Your Job Title is a Mask. Your Story is a Handshake.

Let’s be real. You’ve been in that room. The networking event, the conference mixer, the first five minutes of a Zoom call. It’s a corporate ritual, a dance as old as the org chart. Someone hands you a business card, or their title flashes under their name, and your brain immediately starts a process of translation. “Ah, a Director of Synergy. Okay.” You perform the corresponding corporate nod, file them away in a mental Rolodex, and the conversation unfolds on a pre-approved script of deliverables, KPIs, and market trends. We’ve become so fluent in the language of job titles that we’ve forgotten how to speak human. We’re not connecting with people; we’re having meetings with their LinkedIn profiles. We’re so busy trying to impress the business card that we completely miss the person holding it.

As a Grammy Nominated Spoken Word Artist, my entire career is built on finding the story beneath the data, the pulse beneath the professional. And here’s what I’ve learned: your title is a summary, but your story is a soul transfusion. Your title is the front of the business card, but your humanity is the “unspoken scripture” quietly inscribed on the back. When we only speak to the title, we stay on the surface. We trade information, not inspiration. We get the “what,” but we miss the “why.” People don’t want to be treated like a target demographic or a corporate bullet point. They want to feel seen. They want to feel the goosebump, not just get the data dump. And if they don’t get that from you, they’ll get it from your competitors—not because their product is better, but because their story is.

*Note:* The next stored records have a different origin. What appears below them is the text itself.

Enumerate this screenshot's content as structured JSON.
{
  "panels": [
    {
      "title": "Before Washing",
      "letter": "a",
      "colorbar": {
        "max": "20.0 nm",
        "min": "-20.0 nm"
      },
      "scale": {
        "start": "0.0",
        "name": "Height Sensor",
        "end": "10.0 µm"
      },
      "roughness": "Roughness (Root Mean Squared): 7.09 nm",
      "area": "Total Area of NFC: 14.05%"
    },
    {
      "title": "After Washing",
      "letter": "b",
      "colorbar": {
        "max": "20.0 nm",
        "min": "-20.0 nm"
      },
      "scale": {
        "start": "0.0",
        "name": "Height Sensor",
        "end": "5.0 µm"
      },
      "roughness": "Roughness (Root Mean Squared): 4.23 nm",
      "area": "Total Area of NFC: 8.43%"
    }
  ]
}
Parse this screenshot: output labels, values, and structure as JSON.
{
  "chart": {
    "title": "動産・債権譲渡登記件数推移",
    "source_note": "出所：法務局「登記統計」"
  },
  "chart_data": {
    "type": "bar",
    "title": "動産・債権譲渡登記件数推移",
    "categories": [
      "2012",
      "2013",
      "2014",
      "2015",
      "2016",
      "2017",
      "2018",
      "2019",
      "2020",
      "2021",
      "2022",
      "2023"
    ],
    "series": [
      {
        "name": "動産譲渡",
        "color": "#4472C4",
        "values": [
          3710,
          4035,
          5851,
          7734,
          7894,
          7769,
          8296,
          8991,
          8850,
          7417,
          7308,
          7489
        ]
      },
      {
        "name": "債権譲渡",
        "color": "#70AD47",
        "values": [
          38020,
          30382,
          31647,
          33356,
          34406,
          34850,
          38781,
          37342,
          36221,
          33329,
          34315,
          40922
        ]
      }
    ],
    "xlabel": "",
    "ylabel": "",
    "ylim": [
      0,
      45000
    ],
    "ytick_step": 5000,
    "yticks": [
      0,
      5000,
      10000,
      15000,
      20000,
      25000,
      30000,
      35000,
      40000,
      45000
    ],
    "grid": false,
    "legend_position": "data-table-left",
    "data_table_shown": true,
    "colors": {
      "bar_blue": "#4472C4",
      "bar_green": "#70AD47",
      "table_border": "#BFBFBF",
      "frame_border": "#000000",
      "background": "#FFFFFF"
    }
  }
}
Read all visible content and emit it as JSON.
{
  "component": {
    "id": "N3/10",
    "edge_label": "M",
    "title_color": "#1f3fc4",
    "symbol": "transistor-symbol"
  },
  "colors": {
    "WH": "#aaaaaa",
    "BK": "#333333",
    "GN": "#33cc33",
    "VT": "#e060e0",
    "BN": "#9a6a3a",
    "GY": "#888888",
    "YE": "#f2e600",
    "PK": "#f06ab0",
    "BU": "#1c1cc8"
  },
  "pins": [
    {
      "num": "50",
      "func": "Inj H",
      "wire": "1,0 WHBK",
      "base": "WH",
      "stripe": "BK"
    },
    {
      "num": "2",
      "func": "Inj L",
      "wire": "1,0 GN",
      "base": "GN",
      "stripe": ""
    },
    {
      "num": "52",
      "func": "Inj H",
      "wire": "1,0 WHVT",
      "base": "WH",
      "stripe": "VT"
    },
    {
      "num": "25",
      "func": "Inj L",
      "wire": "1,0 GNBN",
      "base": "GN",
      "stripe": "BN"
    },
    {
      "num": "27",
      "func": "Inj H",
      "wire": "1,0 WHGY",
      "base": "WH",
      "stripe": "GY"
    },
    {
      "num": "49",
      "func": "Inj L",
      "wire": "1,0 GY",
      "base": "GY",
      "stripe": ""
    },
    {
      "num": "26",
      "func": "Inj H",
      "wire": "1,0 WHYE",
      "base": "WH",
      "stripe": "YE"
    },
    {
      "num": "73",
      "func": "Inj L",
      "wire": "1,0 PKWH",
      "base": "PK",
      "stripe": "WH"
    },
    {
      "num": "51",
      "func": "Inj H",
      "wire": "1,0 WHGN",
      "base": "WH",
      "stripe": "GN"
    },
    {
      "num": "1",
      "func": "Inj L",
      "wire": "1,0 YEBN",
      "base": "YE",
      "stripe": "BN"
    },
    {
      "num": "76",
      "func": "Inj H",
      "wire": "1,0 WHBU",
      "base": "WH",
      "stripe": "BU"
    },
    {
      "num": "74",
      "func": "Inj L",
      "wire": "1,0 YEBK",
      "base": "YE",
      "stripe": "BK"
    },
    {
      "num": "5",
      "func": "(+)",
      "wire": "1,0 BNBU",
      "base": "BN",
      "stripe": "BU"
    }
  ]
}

I learned everything I need to know about this from telling my niece the story of Cinderella. She knows the story by heart. She knows the ending. But she still wants to hear it. Why? Because she doesn’t just want the destination (“…and they lived happily ever after”); she wants the journey. She wants the experience. Your clients are no different. They know what accounting is. They know what software does. They aren’t just buying your product; they are buying into your story, your purpose, your why. The best and most effective leaders, the ones considered a top voice in their industry, understand this. They aren’t just selling; they are sharing. They are performing a kind of spoken word poetry without even realizing it, turning dry facts into a compelling narrative that makes you lean in and say, “Tell me more.” This is the work of the most inspiring communicators and a skill every leading professional can develop.

So here is the challenge from me, Grammy Nominated Poet Sekou Andrews, a Vanguard Artist who believes in the power of the human voice. This week, find one conversation where you intentionally look past the title. Ask a question that has nothing to do with Q4. Share a small, authentic story about your own journey—a failure, a lesson, a moment of surprise. Stop trying to sell the story before you even tell it. Because the real ROI isn’t just in the deal you close. It’s in the connection you forge. It’s in the loyalty you inspire. It’s in the moment you stop speaking to a business card and finally, truly, see the human being holding it.